Can Rwanda Survive Without Foreign Aid?


This is the question posed by Alain Patrick. To answer this question, let us first look at how revenues raised within Rwanda compare to foreign aid. Take for example the budget of 2016/2017. This is how, on June 8, 2016, the Minister of Finance and Economic Planning, Claver Gatete, explained the budget for 2016/17:

• Rwanda will spend FRW 1.9 trillion (USD2.3 billion) in the 2016-17 fiscal year

• Of this amount, the government will finance its budget through domestic revenues amounting to FRW 1.2 trillion (USD1.4 billion), or 62.4% of the total budget.

• The remainder of the budget will be funded by foreign aid of FRW 733 billion (US$905 million) or 37.6% of the total budget.

From the World Bank data, we know that foreign aid to Rwanda is not decreasing, despite the Rwanda regime claim that the country is getting richer. Here are the figures for foreign aid to Rwanda:

• 2008 – USD933 million
• 2009 – USD933 million
• 2010 – USD1billion
• 2011 – USD1.2 billion
• 2012 – USD878 million
• 2013 – USD1billion
• 2014 – USD1 billion

Here is another point. Rwanda is, in East Africa, by far the highest aid recipient on per capita basis. In 2014, aid per person in Rwanda was USD91, compared to USD51 aid per capita in Tanzania, USD43 in Uganda, USD53 in Kenya, and USD43 in Burundi.

So what is the problem here – why is Rwanda addicted to aid?

The answer is simple. Rwanda hardly has a trading economy. We know from the data of the National Bank of Rwanda (BNR) that while Rwanda in 2015 exported goods worth of USD558 million, the country imported a staggering USD2.3 billion.

No country is doomed to remain like this. Some countries that were once poor became rich. Some that were rich became poor. It is depends on the quality of political and business leadership.

The problem is Rwanda is the RPF regime has grabbed the economic sector as well. It is in agricultural processing, real estate, construction, road-building – you name it. Meanwhile genuine business people have either fled or even mysteriously died.
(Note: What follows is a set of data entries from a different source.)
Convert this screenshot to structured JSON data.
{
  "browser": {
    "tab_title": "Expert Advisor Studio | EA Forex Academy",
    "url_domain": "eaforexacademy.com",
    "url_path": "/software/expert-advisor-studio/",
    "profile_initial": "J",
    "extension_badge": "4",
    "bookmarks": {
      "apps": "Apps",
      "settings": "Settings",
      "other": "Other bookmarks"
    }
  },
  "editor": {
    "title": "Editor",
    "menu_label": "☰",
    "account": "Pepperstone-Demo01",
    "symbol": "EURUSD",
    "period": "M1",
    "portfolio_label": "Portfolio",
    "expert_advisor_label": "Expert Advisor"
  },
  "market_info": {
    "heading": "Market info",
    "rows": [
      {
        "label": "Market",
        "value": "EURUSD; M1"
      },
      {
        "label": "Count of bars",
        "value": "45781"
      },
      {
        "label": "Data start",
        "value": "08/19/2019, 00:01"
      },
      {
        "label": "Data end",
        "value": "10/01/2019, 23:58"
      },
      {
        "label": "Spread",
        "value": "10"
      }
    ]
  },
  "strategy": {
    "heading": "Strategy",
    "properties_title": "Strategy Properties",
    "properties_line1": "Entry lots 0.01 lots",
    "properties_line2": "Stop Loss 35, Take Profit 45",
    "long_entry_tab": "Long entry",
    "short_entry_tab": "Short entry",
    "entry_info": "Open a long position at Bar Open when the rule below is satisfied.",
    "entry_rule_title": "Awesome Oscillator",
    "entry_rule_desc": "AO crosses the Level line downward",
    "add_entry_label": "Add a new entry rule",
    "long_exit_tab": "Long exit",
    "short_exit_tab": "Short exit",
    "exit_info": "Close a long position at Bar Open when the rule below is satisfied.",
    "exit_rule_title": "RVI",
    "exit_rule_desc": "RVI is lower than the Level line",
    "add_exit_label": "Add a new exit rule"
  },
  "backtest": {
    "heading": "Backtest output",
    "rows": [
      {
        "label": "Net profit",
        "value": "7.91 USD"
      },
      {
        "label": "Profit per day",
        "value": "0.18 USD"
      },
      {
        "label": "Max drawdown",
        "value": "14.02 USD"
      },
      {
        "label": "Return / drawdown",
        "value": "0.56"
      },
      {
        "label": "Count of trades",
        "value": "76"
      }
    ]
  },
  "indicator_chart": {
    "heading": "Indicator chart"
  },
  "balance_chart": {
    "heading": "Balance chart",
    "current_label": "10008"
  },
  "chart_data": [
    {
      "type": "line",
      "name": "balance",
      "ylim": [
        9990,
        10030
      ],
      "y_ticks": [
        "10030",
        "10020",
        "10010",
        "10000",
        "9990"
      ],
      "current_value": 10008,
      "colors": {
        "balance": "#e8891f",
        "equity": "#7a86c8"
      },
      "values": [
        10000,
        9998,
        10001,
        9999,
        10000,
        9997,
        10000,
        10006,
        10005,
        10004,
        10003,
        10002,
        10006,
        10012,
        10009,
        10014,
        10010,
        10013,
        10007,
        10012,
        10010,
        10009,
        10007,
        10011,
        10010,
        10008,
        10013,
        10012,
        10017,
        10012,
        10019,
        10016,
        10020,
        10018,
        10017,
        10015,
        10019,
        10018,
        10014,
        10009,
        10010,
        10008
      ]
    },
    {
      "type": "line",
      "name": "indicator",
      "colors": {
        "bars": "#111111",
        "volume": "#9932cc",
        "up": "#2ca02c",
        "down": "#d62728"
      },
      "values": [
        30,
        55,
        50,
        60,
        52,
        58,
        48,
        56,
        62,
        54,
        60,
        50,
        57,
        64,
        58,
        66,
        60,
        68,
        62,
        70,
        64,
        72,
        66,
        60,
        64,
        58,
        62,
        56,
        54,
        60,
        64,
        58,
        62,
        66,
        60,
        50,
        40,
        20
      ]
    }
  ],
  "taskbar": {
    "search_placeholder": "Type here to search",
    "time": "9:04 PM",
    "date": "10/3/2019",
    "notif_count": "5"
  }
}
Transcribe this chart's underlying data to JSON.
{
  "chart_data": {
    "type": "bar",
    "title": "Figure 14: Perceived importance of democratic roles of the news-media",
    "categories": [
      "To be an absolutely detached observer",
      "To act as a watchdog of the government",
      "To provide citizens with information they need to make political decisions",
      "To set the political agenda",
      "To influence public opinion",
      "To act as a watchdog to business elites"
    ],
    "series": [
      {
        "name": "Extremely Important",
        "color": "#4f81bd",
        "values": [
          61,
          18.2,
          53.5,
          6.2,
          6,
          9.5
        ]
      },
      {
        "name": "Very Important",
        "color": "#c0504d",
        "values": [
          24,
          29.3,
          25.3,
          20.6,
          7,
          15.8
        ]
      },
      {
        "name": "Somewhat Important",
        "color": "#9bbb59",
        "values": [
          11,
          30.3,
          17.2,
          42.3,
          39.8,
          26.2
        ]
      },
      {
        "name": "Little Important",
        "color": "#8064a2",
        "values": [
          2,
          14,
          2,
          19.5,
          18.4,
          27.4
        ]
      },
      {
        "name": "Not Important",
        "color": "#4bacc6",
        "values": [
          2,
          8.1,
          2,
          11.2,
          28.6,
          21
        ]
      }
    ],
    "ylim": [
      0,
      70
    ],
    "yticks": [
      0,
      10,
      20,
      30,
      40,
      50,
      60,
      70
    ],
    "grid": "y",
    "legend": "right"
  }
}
The worst case I can think of is Rwigara, who mysteriously died, and then the regime destroyed his hotel. This is no way to build an economy that can eventually get rid of foreign aid.

As Kagame continues to hunt for medals and degrees around the world, for his so called economic miracle perhaps someone will remind him: “Your Singapore of Africa is big lie chief.”